It strikes me – a reasonably average listener without any practical expertise but a desire to learn more about the history of classical music, its developments and transformations – that the ethos of Radio 3, with its mission to offer serious enjoyment, to enlighten and educate, has been increasingly ignored over the past decade. Of course Radio 3 has had to change and be different to attract new, young audiences. But the station would better cater to the intelligent young by becoming more controversial and provocative, more iconoclastic and witty, less conventional. Instead, too often, its tone, beyond the sound of Nightwaves, is of relentless, feel-good jollity – as if it were serving up health food and miracle, weight-reducing programmes, not music.
The station used to be based upon a compelling format of single, discrete programmes. First and foremost there was the attraction of live concerts of orchestral, chamber or solo music from far and wide. Others were recorded in studios, some with audiences, some not. The BBC's regional orchestras, as well as the symphony orchestra took pride of place. There was a characteristic sense that each programme was animated by an idea, a theme, an intention. These days Radio 3 sometimes sounds as if intent on transforming itself into a superior version of Classic FM. The wretchedly low-brow three hours' a night of listeners' requests during The Genius of Mozart festival sounds for the first time as if the station were seriously dress-rehearsing to slip down-market. I do not deny there are programmes new and old of obvious quality and value: The Early Music Show, CD Review with its Building a Library and New Releases, Music Matters, Words and Music, the Thursday afternoon opera, Composer of the Week and the word-bound nightly Essay all strike bright, fascinating notes.

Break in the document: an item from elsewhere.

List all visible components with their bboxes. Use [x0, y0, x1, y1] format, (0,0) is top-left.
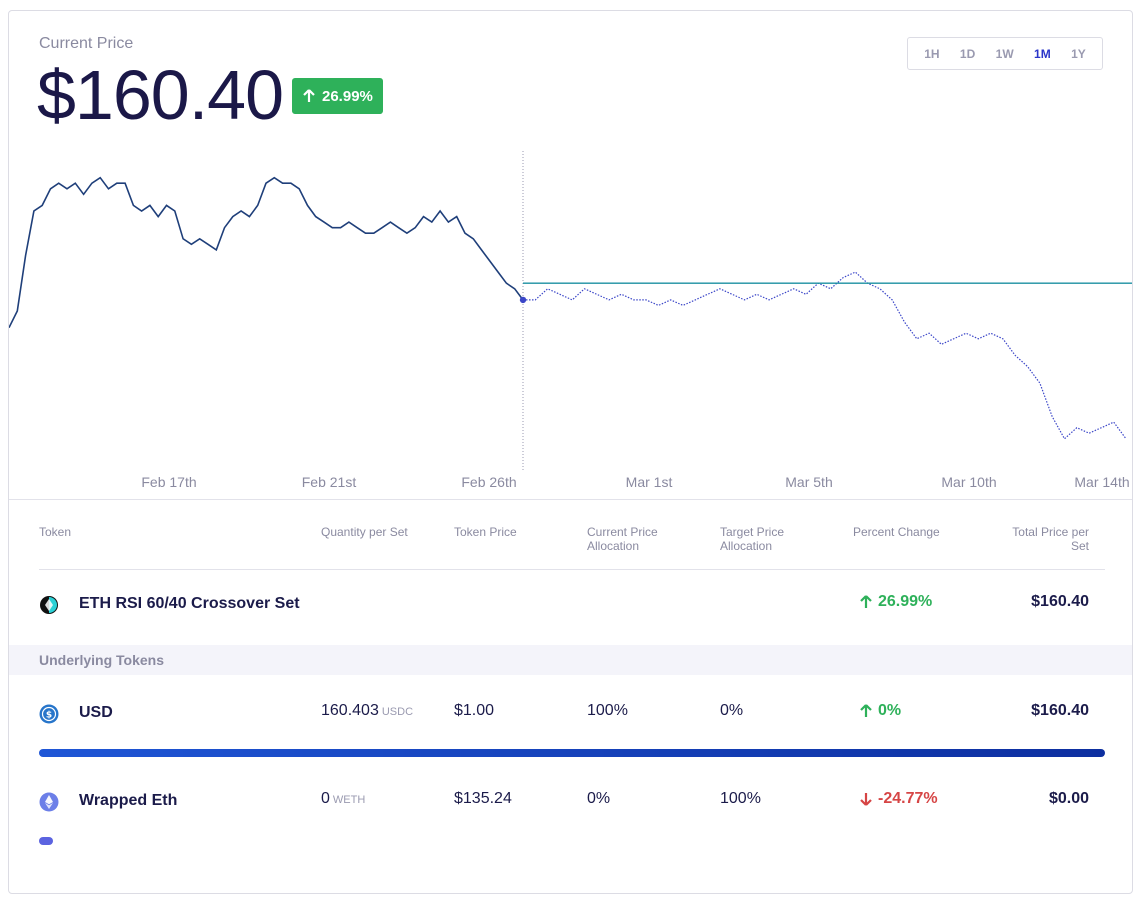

There are, though, not that many actual programmes left. The excitement of the live concert is mainly over. The evening concert will usually be one recorded last week, last month, last year and the five-hour Through the Night sequence seems to specialise in music recorded years ago by far-away esoteric orchestras. More damagingly, Radio 3 has surrendered to lazy programming. It is primarily arranged as long sequences or strands, hours of aimless, inconsequential playing of discs or records, not infrequently mere extracts, with old recordings from concerts all round the world. An average Radio 3 day begins with three hours of Breakfast discs from 7am to 10am, followed by two more hours of discs – the prime difference being that this sequence is named the Classical Collection. The hour-long relief of a chamber concert is followed by three more hours of discs and recordings, inventively entitled Afternoon on 3.
It is true that lip service is paid to the idea that these latter sequences enjoy a unifying theme. "My theme this week is dance music" or "the Berlin Philharmonic" the presenter will say – but little is said, explained or argued to dispel the impression that the "theme" is an excuse to play a miscellany of music. In Afternoon on 3 recently, the so-called theme, described as "the influence Mahler had on some of his contemporaries and the repertoire he conducted while in New York" had little to say for itself. But then Radio 3's announcers, presumably because of some governing edict, have largely dispensed with the business of talking about the music we are about to hear. The announcer is allowed to talk to a soloist or conductor. It is as if the station has become frightened of boring us by being serious about music.